Hector en fait partie. Avec des amis, il est venu aider à déblayer les rues du centre-ville de Paiporta, remplies de boue et de débris. « La situation est vraiment difficile pour ces gens, c’est un combat. Ils n’ont rien à manger ni à boire, il y a peu d’aide. Les gens n’ont plus de voiture pour se déplacer, alors certains commencent à piller »explique le jeune homme, qui nous montre au loin une maison où des personnes âgées ont été retrouvées mortes, enfermées dans leur cave. Un passant l’interpelle. « Merci pour ce que vous faites, heureusement on peut compter sur vous, vous nous donnez de l’espoir »dit-elle, très émue.
A Chiva, des dizaines de bus continuent d’amener de nombreux bénévoles, venus prêter main forte aux victimes. « Nous avons pris contact sur WhatsApp. Je n’ai pas hésité une seule seconde. Nous voulons juste les aider, ce qu’ils ont vécu est inimaginable »explique Nacho, qui vient d’arriver là-bas avec un ami. Le matériel est rudimentaire, une pelle, un balai, des gants en plastique et un masque. Le même jour, plusieurs volontaires ont été intoxiqués au monoxyde de carbone alors qu’ils effectuaient des recherches dans un garage.
« Je ne pensais pas qu’il y aurait autant de bénévoles, toute cette solidarité est incroyable. »
À la tombée de la nuit, les grands ponts qui relient Valence aux communes plus au sud, inondées, sont bondés. Des centaines de volontaires marchent vers la ville, revenant des zones sinistrées. Sale avec de la boue, des balais et des pelles sur le dos, Yovana, vient d’apporter de l’aide toute la journée à des proches : « Nous sommes partis ce matin à 8 heures du matin, nous sommes allés nettoyer les rues et les maisons. »
Elle a répondu à un appel passé sur Instagram : « Ces gens vivent un cauchemar, personne ne vient les aider, alors on fait ce qu’on peut. » Partout, des milliers de personnes ont répondu à ces appels à la solidarité. « Je n’arrive pas à y croire, je ne pensais pas qu’il y aurait autant de bénévoles. C’est incroyable, toute cette solidarité, ça fait chaud au coeur »ajoute la jeune femme.
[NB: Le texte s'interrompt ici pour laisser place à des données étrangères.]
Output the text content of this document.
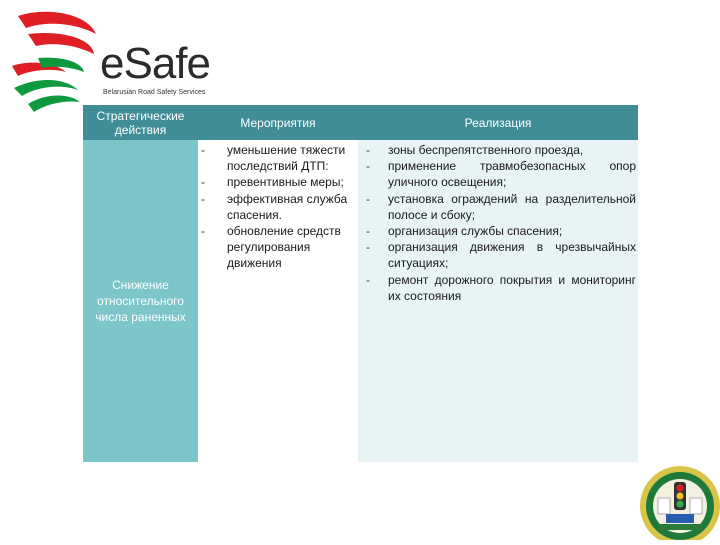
eSafe
Belarusian Road Safety Services
Стратегические действия	Мероприятия	Реализация
Снижение относительного числа раненных
- уменьшение тяжести последствий ДТП:
- превентивные меры;
- эффективная служба спасения.
- обновление средств регулирования движения
- зоны беспрепятственного проезда,
- применение травмобезопасных опор уличного освещения;
- установка ограждений на разделительной полосе и сбоку;
- организация службы спасения;
- организация движения в чрезвычайных ситуациях;
- ремонт дорожного покрытия и мониторинг их состояния
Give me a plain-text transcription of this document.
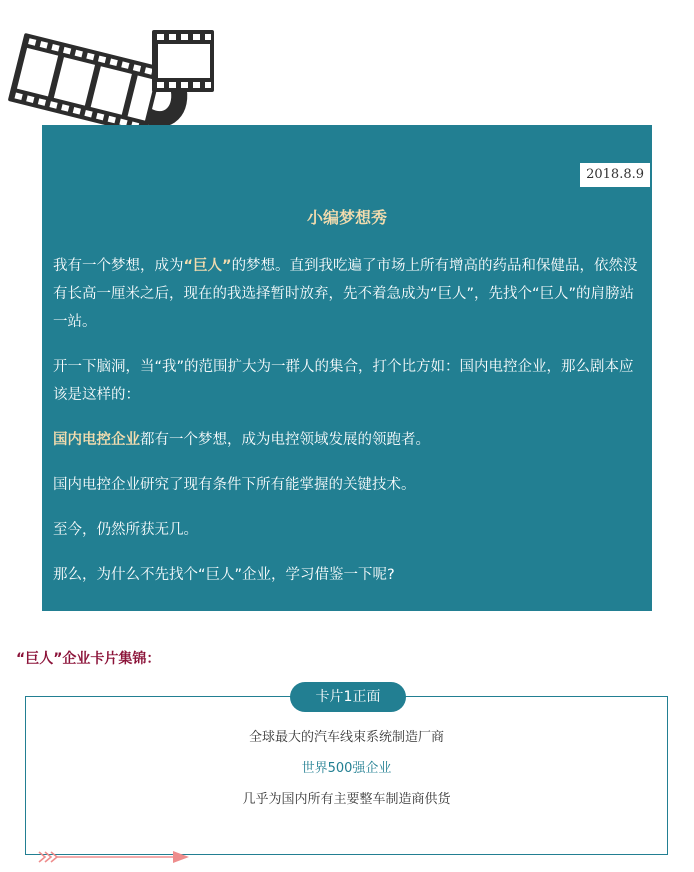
2018.8.9
小编梦想秀

我有一个梦想，成为“巨人”的梦想。直到我吃遍了市场上所有增高的药品和保健品，依然没有长高一厘米之后，现在的我选择暂时放弃，先不着急成为“巨人”，先找个“巨人”的肩膀站一站。

开一下脑洞，当“我”的范围扩大为一群人的集合，打个比方如：国内电控企业，那么剧本应该是这样的：

国内电控企业都有一个梦想，成为电控领域发展的领跑者。

国内电控企业研究了现有条件下所有能掌握的关键技术。

至今，仍然所获无几。

那么，为什么不先找个“巨人”企业，学习借鉴一下呢?

“巨人”企业卡片集锦：
全球最大的汽车线束系统制造厂商
世界500强企业
几乎为国内所有主要整车制造商供货
卡片1正面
Dans cette région au sud de Valence, parcourir quelques dizaines de kilomètres peut parfois prendre plusieurs longues heures. Les dégâts, énormes et impressionnants, rendent les déplacements difficiles. Des réfrigérateurs et des canapés sont bloqués au milieu d’une autoroute, un parking de supermarché est toujours sous un tas d’eau et de débris, tandis que des dizaines d’épaves de voitures se fondent dans le paysage.
À Beniparrell, une zone industrielle entière a été dévastée. Valentín est venu avec sa femme, Adriana, pour constater les dégâts dans son entrepôt, où il fabrique des portes. « Nous sommes indépendants, nous n’avons pas d’assurance, nous avons tout perdudéplore-t-il, estimant les pertes à plusieurs dizaines de milliers d’euros. Je ne sais pas comment nous allons nous en remettre, nous avons aussi perdu nos voitures et notre camion, nous n’avons jamais vécu cela. »
Un peu plus loin, des agriculteurs viennent constater les dégâts dans les champs, parfois encore sous les eaux. Les pluies torrentielles ont causé de lourds dégâts dans cette région connue pour ses oranges, ses agrumes ou encore ses kakis. « Il y a des champs entiers détruits comme s’il y avait eu une tornade. Des années de travail passées comme ça, c’est une catastrophe »explique Pablo, qui cultive des oranges non loin de Silla.
« J’ai beaucoup de pertes, cela affectera la quantité de ma production d’oranges, mais que puis-je y faire »Pablo se résigne, alors que la saison des récoltes est sur le point de commencer. Le traumatisme est immense dans toute cette région qui craint désormais de devoir faire face à de nouvelles précipitations et de voir le bilan s’alourdir encore davantage.